I cambiamenti demografici hanno senz’altro favorito la diffusione di un sentimento di ostilità nei confronti degli arabi. Dall’inizio degli anni ‘90, oltre un milione di ebrei russi hanno fatto aliyah. Poco o per nulla osservanti, gli olim dell’ex Unione Sovietica hanno dato un contributo importante alla delegittimazione della popolazione araba votando in massa per Yisrael Beiteinu (Israele Casa Nostra), partito da sempre in favore di uno stato etnicamente omogeneo, ovvero senza arabi. I haredim non potrebbero essere più differenti dagli ebrei russi, ma condividono con questi ultimi un’avversione senza limiti nei confronti di arabi israeliani e palestinesi. E negli ultimi 30 anni il loro peso demografico relativo è aumentato in modo significativo.

Bisogna poi considerare la metamorfosi del Likud. Il partito che ai tempi di Shamir si faceva un punto d’onore di ostracizzare Kahane adesso invita gli eredi di quest’ultimo a unirsi alla coalizione guidata da Netanyahu. Molti dei suoi membri hanno mutuato le idee e il linguaggio di Kahane e da anni parlano di arabi, palestinesi e di rifugiati africani in termini che renderebbero orgogliosi i razzisti di ogni epoca e di qualsiasi latitudine.

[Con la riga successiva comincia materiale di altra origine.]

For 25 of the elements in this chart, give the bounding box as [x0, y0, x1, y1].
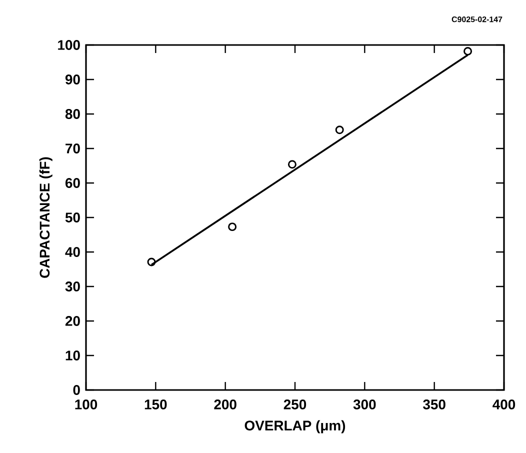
x-tick-label: 250 [284, 400, 306, 410]
x-tick-label: 150 [144, 400, 167, 410]
point [288, 160, 296, 169]
x-tick-label: 350 [423, 400, 446, 410]
point [147, 258, 156, 266]
y-tick-label: 0 [73, 385, 80, 395]
y-tick-label: 80 [65, 109, 80, 119]
x-tick-label: 100 [75, 400, 98, 410]
y-tick-label: 30 [65, 282, 80, 292]
y-tick-label: 50 [65, 212, 80, 222]
y-tick-label: 20 [65, 316, 80, 326]
y-tick-label: 90 [65, 74, 80, 84]
x-axis-title: OVERLAP (μm) [244, 420, 346, 434]
y-tick-label: 70 [66, 144, 80, 154]
x-tick-label: 200 [214, 400, 236, 410]
point [228, 222, 237, 232]
x-tick-label: 300 [353, 400, 376, 410]
point [335, 126, 344, 134]
y-tick-label: 10 [66, 350, 80, 360]
y-tick-label: 60 [65, 178, 80, 188]
x-tick-label: 400 [492, 400, 516, 410]
y-tick-label: 40 [65, 247, 80, 257]
y-tick-label: 100 [58, 40, 80, 50]
point [464, 46, 472, 56]
y-axis-title: CAPACTANCE (fF) [39, 157, 52, 278]
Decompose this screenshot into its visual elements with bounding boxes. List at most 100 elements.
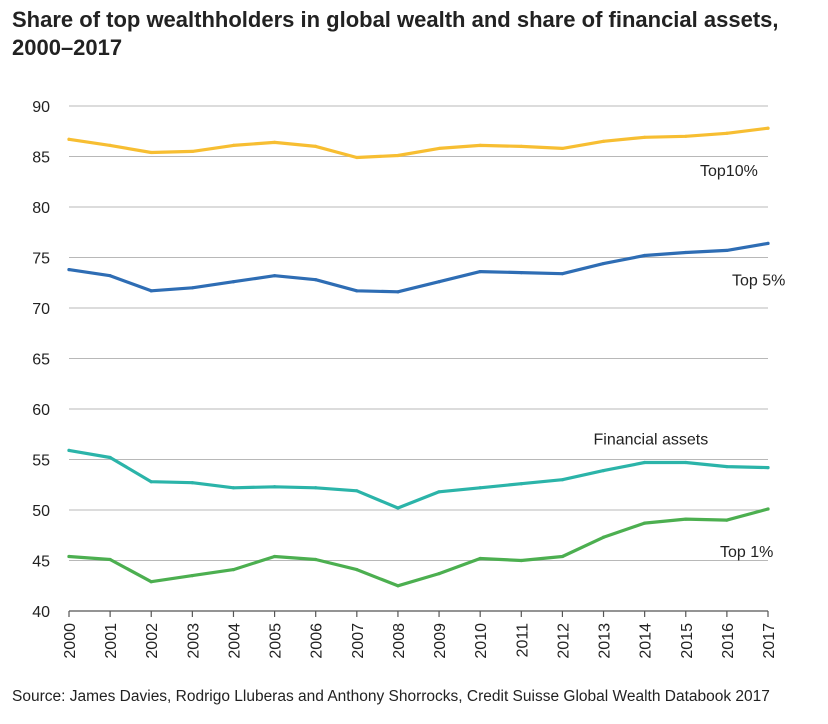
y-tick-label: 85 xyxy=(32,150,50,167)
data-point-top10 xyxy=(437,146,441,151)
series-line-top-5 xyxy=(67,241,770,294)
x-tick-label: 2001 xyxy=(103,623,120,659)
data-point-top-5 xyxy=(67,268,71,272)
data-point-top10 xyxy=(396,153,400,158)
data-point-top-1 xyxy=(437,572,441,576)
data-point-top-1 xyxy=(478,556,482,561)
data-point-top10 xyxy=(190,149,194,154)
data-point-financial-assets xyxy=(643,460,647,465)
x-tick-label: 2006 xyxy=(309,623,326,659)
series-label-financial-assets: Financial assets xyxy=(594,432,709,449)
data-point-top10 xyxy=(67,137,71,141)
data-point-top-1 xyxy=(108,557,112,562)
data-point-top-1 xyxy=(149,580,153,584)
x-tick-label: 2008 xyxy=(391,623,408,659)
data-point-top-1 xyxy=(643,521,647,525)
data-point-top-5 xyxy=(355,289,359,293)
data-point-top-5 xyxy=(766,241,770,245)
y-tick-label: 55 xyxy=(32,453,50,470)
data-point-top10 xyxy=(766,126,770,130)
data-point-financial-assets xyxy=(396,506,400,510)
x-tick-label: 2003 xyxy=(185,623,202,659)
data-point-top-5 xyxy=(519,271,523,275)
x-tick-label: 2010 xyxy=(473,623,490,659)
data-point-top-5 xyxy=(314,278,318,282)
data-point-top-5 xyxy=(560,272,565,276)
x-tick-label: 2002 xyxy=(144,623,161,659)
data-point-top-1 xyxy=(519,558,523,563)
data-point-top10 xyxy=(355,155,359,160)
series-lines xyxy=(67,126,770,588)
data-point-top-5 xyxy=(272,274,277,278)
data-point-top10 xyxy=(684,134,688,138)
source-note: Source: James Davies, Rodrigo Lluberas a… xyxy=(12,688,770,705)
data-point-top-5 xyxy=(149,289,153,293)
y-tick-label: 60 xyxy=(32,402,50,419)
data-point-top-5 xyxy=(396,290,400,294)
data-point-top10 xyxy=(314,144,318,148)
series-line-financial-assets xyxy=(67,448,770,510)
y-tick-label: 75 xyxy=(32,251,50,268)
data-point-financial-assets xyxy=(67,448,71,453)
y-tick-label: 50 xyxy=(32,503,50,520)
data-point-top-1 xyxy=(396,584,400,588)
data-point-financial-assets xyxy=(190,481,194,485)
series-label-top10: Top10% xyxy=(700,163,758,180)
data-point-top10 xyxy=(478,143,482,147)
data-point-financial-assets xyxy=(149,480,153,484)
data-point-top-5 xyxy=(231,280,236,284)
data-point-top10 xyxy=(643,135,647,139)
data-point-financial-assets xyxy=(231,486,236,490)
data-point-top-5 xyxy=(684,250,688,255)
y-tick-label: 90 xyxy=(32,99,50,116)
data-point-top-5 xyxy=(190,286,194,290)
grid-lines xyxy=(69,105,768,561)
y-tick-label: 65 xyxy=(32,352,50,369)
series-line-top-1 xyxy=(67,507,770,588)
axes: 40 45 50 55 60 65 70 75 80 85 90 2000 2001 2002 2003 20… xyxy=(32,99,778,659)
x-tick-label: 2016 xyxy=(720,623,737,659)
data-point-top-1 xyxy=(684,517,688,521)
x-tick-label: 2007 xyxy=(350,623,367,659)
data-point-top-1 xyxy=(231,567,236,572)
x-tick-label: 2005 xyxy=(268,623,285,659)
data-point-financial-assets xyxy=(725,464,729,469)
data-point-financial-assets xyxy=(766,465,770,470)
data-point-top-1 xyxy=(67,554,71,559)
data-point-top10 xyxy=(108,143,112,147)
x-tick-label: 2012 xyxy=(555,623,572,659)
data-point-top10 xyxy=(725,131,729,135)
data-point-top10 xyxy=(560,146,565,151)
series-label-top-1: Top 1% xyxy=(720,544,773,561)
y-tick-label: 80 xyxy=(32,200,50,217)
series-line-top10 xyxy=(67,126,770,160)
data-point-top-5 xyxy=(725,248,729,253)
y-tick-label: 70 xyxy=(32,301,50,318)
x-tick-label: 2011 xyxy=(514,623,531,658)
data-point-top10 xyxy=(272,140,277,144)
x-tick-label: 2004 xyxy=(226,623,243,659)
series-label-top-5: Top 5% xyxy=(732,272,785,289)
x-tick-label: 2015 xyxy=(679,623,696,659)
data-point-financial-assets xyxy=(560,478,565,482)
series-labels: Top10% Top 5% Financial assets Top 1% xyxy=(594,163,786,561)
data-point-financial-assets xyxy=(437,490,441,494)
x-tick-label: 2014 xyxy=(638,623,655,659)
data-point-financial-assets xyxy=(601,469,606,473)
x-tick-label: 2009 xyxy=(432,623,449,659)
data-point-top-5 xyxy=(643,253,647,258)
x-tick-label: 2000 xyxy=(62,623,79,659)
y-tick-label: 45 xyxy=(32,554,50,571)
data-point-top-5 xyxy=(601,261,606,266)
data-point-top10 xyxy=(149,150,153,155)
data-point-financial-assets xyxy=(355,489,359,493)
data-point-financial-assets xyxy=(684,460,688,465)
data-point-top-1 xyxy=(190,574,194,578)
data-point-top-5 xyxy=(478,270,482,274)
data-point-top-1 xyxy=(601,535,606,539)
data-point-top-1 xyxy=(560,554,565,559)
data-point-financial-assets xyxy=(108,455,112,460)
x-tick-label: 2017 xyxy=(761,623,778,659)
data-point-top-5 xyxy=(108,274,112,278)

Infine, c’è un fattore contingente ma decisivo. Dal 2019 Netanyahu è indiziato di molteplici reati di corruzione. Stare all’opposizione aumenta i rischi di una condanna infamante. Il leader del Likud, che solo 4 anni fa avrebbe esitato ad allearsi con degli estremisti per non correre il rischio di alienarsi definitivamente le simpatie della comunità ebraica statunitense, ha perso ora qualunque inibizione.

Resta da vedere in che modo la società israeliana reagirà alle politiche del nuovo governo che, non avendo al suo interno alcuna forza moderatrice, sarà libero di riesumare i peggiori echi del kahanismo.

In ogni caso, il 2023 sarà senz’altro un anno interessante per “l’unica democrazia del Medio Oriente” mentre dà libero corso ad istinti illiberali e anti-democratici tipici dei paesi che la circondano.